A box would not contain even a millionth of the ashes of Coruscant.
But there were evils, and the evil swept out and overwhelmed the world. And weeping at what she had done, Padmé shut the box and rushed out of her house, to see people weeping, a man covered in sores, another whose wife had died, and yet another who had lost his limbs, and so on and so forth. And then she knew what her curiosity had brought upon the world and she could not bear it. She returned to the box, trying to see if there was a way to repair what she had done.
And then she heard a voice. A faint, thready voice – softer than the whisper between heartbeats. "Let me out!" the voice cried, but Padmé ignored it, until finally, she opened it out of pity.

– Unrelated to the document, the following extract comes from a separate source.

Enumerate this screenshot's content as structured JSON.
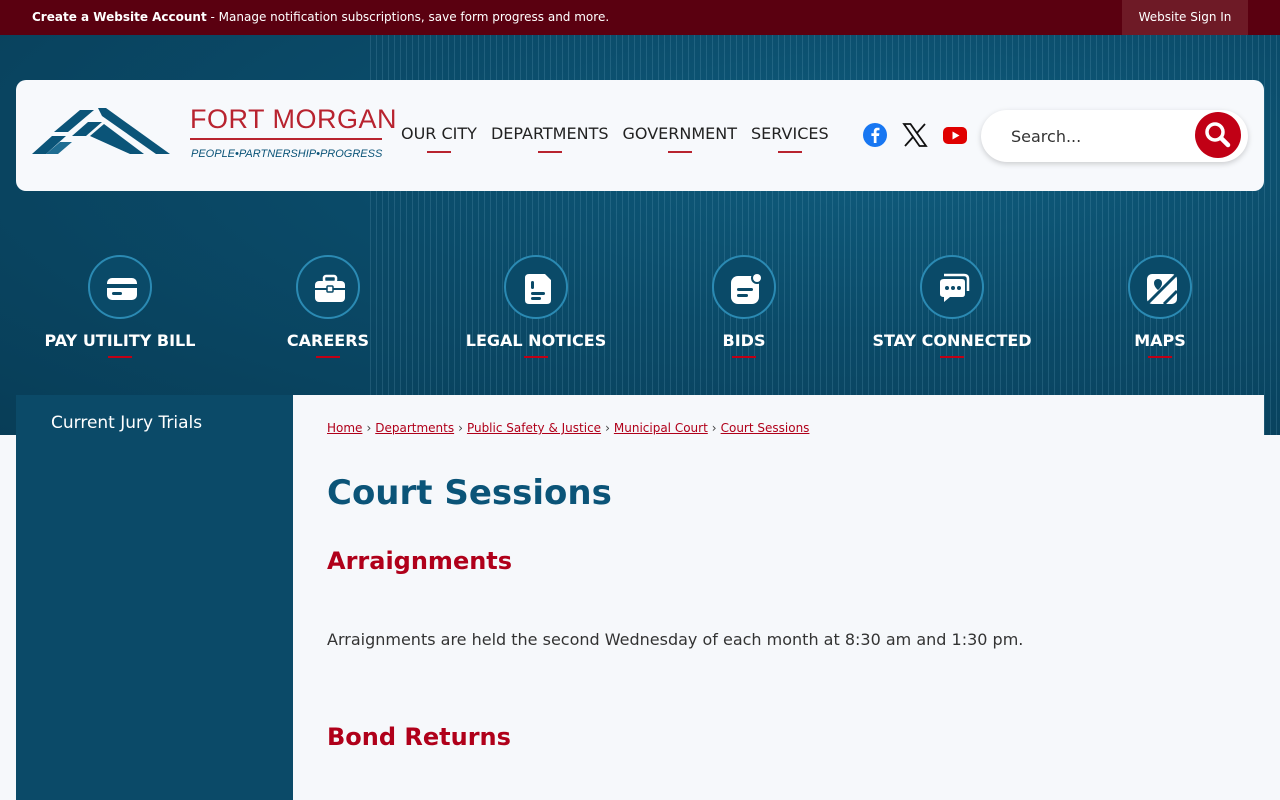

There was a tiny thing; like the space sunlight occupies in a room. It circled her once, glowing, and then spread its wings and flew up into the sky. "What are you?" Padmé demanded.
"I am Hope," came the whisper. And this is why I have named you after her, Padmé, for never forget that after sadness, comes hope.
But I am older now, and more weary. If Padmé was not at fault for unleashing evil into the world, then she must be held to blame for Hope. I am older now, and the young child-Queen seems unbearably distant.
And then I know. Padmé was gullible, and innocent. She was deceived.
When I speak to the survivors of Coruscant, I don't ask them about Anakin. I don't ask them about anything except for what information our generals may use, if there is anything they know about this relentless enemy that is closing in on us.
I don't ask about Luke.
My father is a good man. This is why, perhaps, it never occurred to him. He, too, was young once.
Perhaps hope, too, belonged there, in that box.